Certain operations I see being always simple enough they can be 
available as a direct function call; set_time, reset_remote being great 
examples.

Pretty much any other operation seems like it could be a multi-step 
process; even "back up firmware to a binary file" that currently reads a 
single chunk of flash and returns it might be a multi-step read process 
if there were multiple firmware regions that needed to be read. I could 
easily imagine separate text/rodata/data stored non-contiguously in 
different regions. Or firmware backups needing to back up both a 
bootloader and application.

So, perhaps:

// Returns TLOConnectivity, TLOUpdateConfiguration, TLOUpdateFirmware
TopLevelOperation *gen_op_from_website_file(remote, filename);
// Always returns TLOBackupFirwmare
TopLevelOperation *gen_backup_firmware_op(remote, filename)\
// ...
TopLevelOperation *gen_restore_firmware_op(remote, filename)
TopLevelOperation *gen_backup_configuration_op(remote, filename)
TopLevelOperation *gen_restore_configuration_op(remote, filename)
// or one function per operation type:
Status tlo_execute(tlo, callback, ...)

(In the case of separate functions per operation type, the 
TopLevelOperation class would mainly act as a vehicle for the metadata 
query APIs which allow applications to know what steps get executed.)
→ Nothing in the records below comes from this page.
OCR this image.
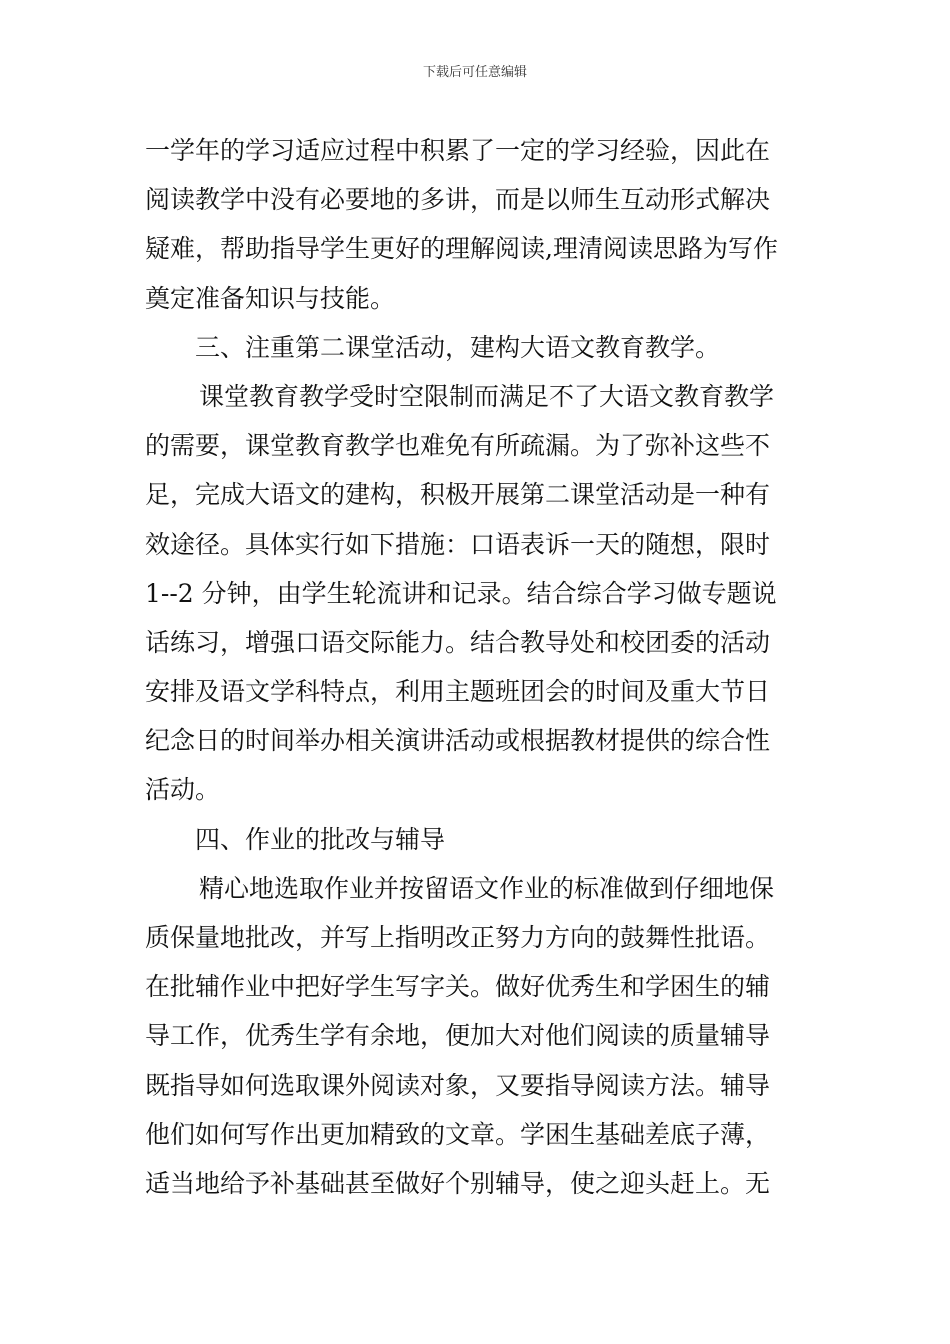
下载后可任意编辑
一学年的学习适应过程中积累了一定的学习经验，因此在
阅读教学中没有必要地的多讲，而是以师生互动形式解决
疑难，帮助指导学生更好的理解阅读,理清阅读思路为写作
奠定准备知识与技能。
三、注重第二课堂活动，建构大语文教育教学。
课堂教育教学受时空限制而满足不了大语文教育教学
的需要，课堂教育教学也难免有所疏漏。为了弥补这些不
足，完成大语文的建构，积极开展第二课堂活动是一种有
效途径。具体实行如下措施：口语表诉一天的随想，限时
1--2 分钟，由学生轮流讲和记录。结合综合学习做专题说
话练习，增强口语交际能力。结合教导处和校团委的活动
安排及语文学科特点，利用主题班团会的时间及重大节日
纪念日的时间举办相关演讲活动或根据教材提供的综合性
活动。
四、作业的批改与辅导
精心地选取作业并按留语文作业的标准做到仔细地保
质保量地批改，并写上指明改正努力方向的鼓舞性批语。
在批辅作业中把好学生写字关。做好优秀生和学困生的辅
导工作，优秀生学有余地，便加大对他们阅读的质量辅导
既指导如何选取课外阅读对象，又要指导阅读方法。辅导
他们如何写作出更加精致的文章。学困生基础差底子薄，
适当地给予补基础甚至做好个别辅导，使之迎头赶上。无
The alternative to all those gen_* functions would be for the 
application to iterate over the steps like in the code above, but 
perhaps calling more specific functions:

for (int step = 0; step < pof_num_steps(pof): i++) {
    step_type = pof_step_type(pof, step);
    switch (step_type) {
    case ERASE_REGION:
       region_address = pof_get_parameter(pof, step, ADDRESS);
       region_size = pof_get_parameter(pof, step, SIZE);
       lc_erase_region(remote, region_address, region_size);
       break;
    case WRITE_REGION:
       write_address = pof_get_parameter(pof, step, ADDRESS);
       write_size = pof_get_parameter(pof, step, SIZE);
       data_ptr = pof_get_parameter(pof, step, DATA_PTR);
       lc_write_region(remote, write_address, write_size, data_ptr);
       break;
    case RESET_REMOTE:
       lc_reset_remote(remote);
       break;
    //...
    }
}

But even with that, I think libconcord should probably define the set of 
steps required for even "simple" things like config backup, in case the 
steps become more complex.

> Anyway, then the callback system could be updated in much the way you 
> describe.
>
> Which is all basically "option 1" from my email, but you flushed out the
> "and we need to fix the callback system", plus I like your suggestion of
> extending our API around the operations files.
>
>> The callback could return Continue/Abort to allow implementation of a
>> cancel button in a UI.
>
> In *theory* this would be really cool, but in reality this will almost
> always leave the remote in a very bad state, and so I think we should avoid
> this.

In practice, users can press CTRL-C while running any application, or 
click the cancel button in congruity (which will abort between 
libconcord API calls right now), or just unplug their remote. In this 
case, the worst that should happen is the remote booting into safe mode 
and needing another firmware or configuration update attempt.